From Riches to Rags: An African Odyssey Part II / From the Maasai Mara to Motel Ebola: My Descent into the Bowels of British Hospitality.

Veröffentlicht am 19. März 2025 um 14:07

“Damn you, Shlomi! May you wake up stark naked at the bottom of a festering hippo pool, gargling elephant dung like it’s mouthwash, sprouting a rat’s tail from your forehead, and cursed with a baboon’s ass so blindingly red that traffic stops out of sheer confusion! May every mosquito within a hundred-mile radius see you as an all-you-can-drink buffet, and may the local witch doctor take one look at you and immediately request an exorcism!”

I was livid.

Flickering artificial blue, green, and red light—courtesy of the migraine-inducing neon monstrosity outside my window—danced like a demented disco across my face.

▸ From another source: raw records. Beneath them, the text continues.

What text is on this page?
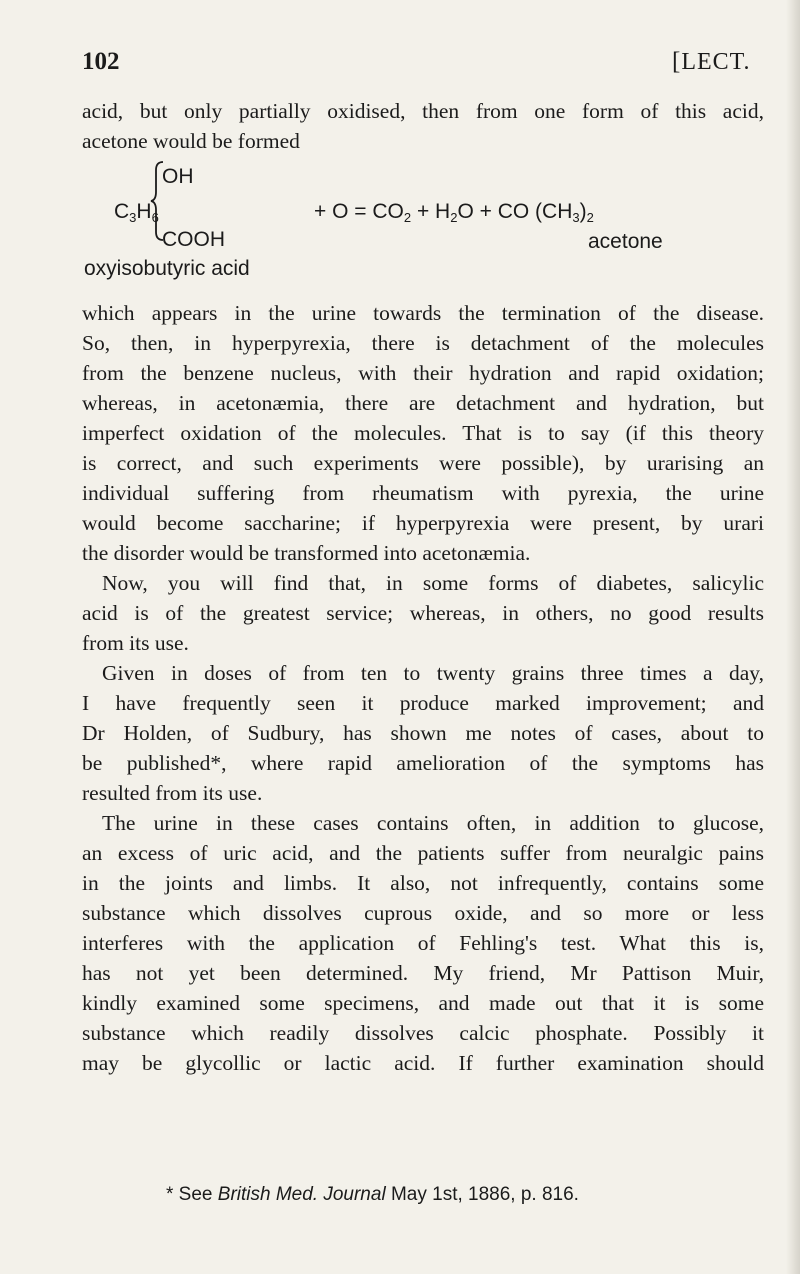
102	[LECT.
acid, but only partially oxidised, then from one form of this acid,
acetone would be formed
$C_3H_6$
OH
COOH
+ $O = CO_2 + H_2O$ + CO $(CH_3)_2$
acetone
oxyisobutyric acid
which appears in the urine towards the termination of the disease.
So, then, in hyperpyrexia, there is detachment of the molecules
from the benzene nucleus, with their hydration and rapid oxidation;
whereas, in acetonæmia, there are detachment and hydration, but
imperfect oxidation of the molecules. That is to say (if this theory
is correct, and such experiments were possible), by urarising an
individual suffering from rheumatism with pyrexia, the urine
would become saccharine; if hyperpyrexia were present, by urari
the disorder would be transformed into acetonæmia.
Now, you will find that, in some forms of diabetes, salicylic
acid is of the greatest service; whereas, in others, no good results
from its use.
Given in doses of from ten to twenty grains three times a day,
I have frequently seen it produce marked improvement; and
Dr Holden, of Sudbury, has shown me notes of cases, about to
be published*, where rapid amelioration of the symptoms has
resulted from its use.
The urine in these cases contains often, in addition to glucose,
an excess of uric acid, and the patients suffer from neuralgic pains
in the joints and limbs. It also, not infrequently, contains some
substance which dissolves cuprous oxide, and so more or less
interferes with the application of Fehling's test. What this is,
has not yet been determined. My friend, Mr Pattison Muir,
kindly examined some specimens, and made out that it is some
substance which readily dissolves calcic phosphate. Possibly it
may be glycollic or lactic acid. If further examination should
* See British Med. Journal May 1st, 1886, p. 816.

My head rested on an ancient pillow, a relic so old it might have cushioned Napoleon himself at Waterloo, now doubling as a petri dish teeming with enough bacteria, fungi, and viruses to either terraform Mars or single-handedly trigger the next extinction event.

And as I lay there, marinating in regret and possible biohazards, I cursed my new “best friend” Shlomi with the kind of vengeance usually reserved for Greek tragedies, biblical plagues, and people who steal parking spots at the last second.

Through the door—if you could even call that sagging excuse for a barrier a “door,” since I had no idea until now that people actually made them out of mouldy cardboard, pizza crusts, and what I could only assume was regret—oozed an ensemble of groans, mewls, whimpers, and even the occasional bleat. Sounds typically reserved for either a war-ravaged Cambodian brothel or the unholy aftermath of an exorcism gone horribly wrong.

Which, in hindsight, made perfect sense. Because that’s exactly where my dear “friend” Shlomi—executing a prank so diabolical it deserved its own museum exhibit—had booked me. A London suburban sex house where the carpets were filthier than a radioactive landfill, stickier than a tub of rotting pig intestines, and held together by nothing but the ghosts of bad decisions. 

The blanket—alive in ways that defied both science and morality—was so infested with bed bugs and unidentified legumes that it had to be physically secured to the bed, lest it develop sentience and flee the premises in search of a better life. It appeared to be woven from pre-WWI cotton diapers, steeped in a century’s worth of unholy bodily fluids and historical trauma.

 

 

 

 

An opening excerpt from this chapter remains available here.
The full manuscript is currently reserved for submission and publication.

 

 

 

 

 

Marcel Romdane,

escaped the hell of British hospitality—and lived to warn the others.

________________________________________________________________________________________________________________________________________________________________________

 Shlomi, visibly unwell in the front seat of Marcel Romdane’s Super Cub, moments before realizing the sky offers no mercy. This flight — a revenge mission for the Motel Ebola prank — delivers G-forces, nausea, and justice over Nairobi.

Revenge has wings. And a tailwheel.

Limuru, Kenya, April 2012


That’s Shlomi up front — pale, queasy, and one barrel roll away from regretting every practical joke he ever pulled.

Four years after dumping me into Motel Ebola — the seventh circle of British hospitality hell — it was finally payback time. Sweet, high-octane revenge, served at 10,000 feet over Kenya.

Shlomi climbed confidently into the front seat of my yellow Super Cub, grinning like a man expecting a pleasant Sunday tour over Nairobi. What he got instead was an airborne exorcism, personally delivered by my former flight instructor — a man with all the mercy of a caffeinated warthog and the tactical elegance of a napalm strike.

Barrel rolls. Steep climbs. Dives so sharp they tickled death’s toenails. The result? A man who once survived Kenyan wedding photography now questioning gravity, God, and the meaning of friendship — all before lunch.

He went up smug and brave.
He came back green and broken, clinging to the airfield like it was the only honest thing left in his life.

From Riches to Rags, Part II – Motel Ebola, and the Reckoning Above Nairobi.
Revenge really is best served cold — preferably in the lower stratosphere with a screaming slip indicator, guardian angels ghosting your flight plan, a co-pilot mid-prayer, and the unmistakable aroma of panic, regret, and partially digested breakfast fogging up the cockpit..

Vindication? Achieved.
Balance of the universe? Restored.
London stunt? Avenged.

Me? Thoroughly satisfied, watching him stagger off the runway like a man who’d just had tea with death and accidentally proposed.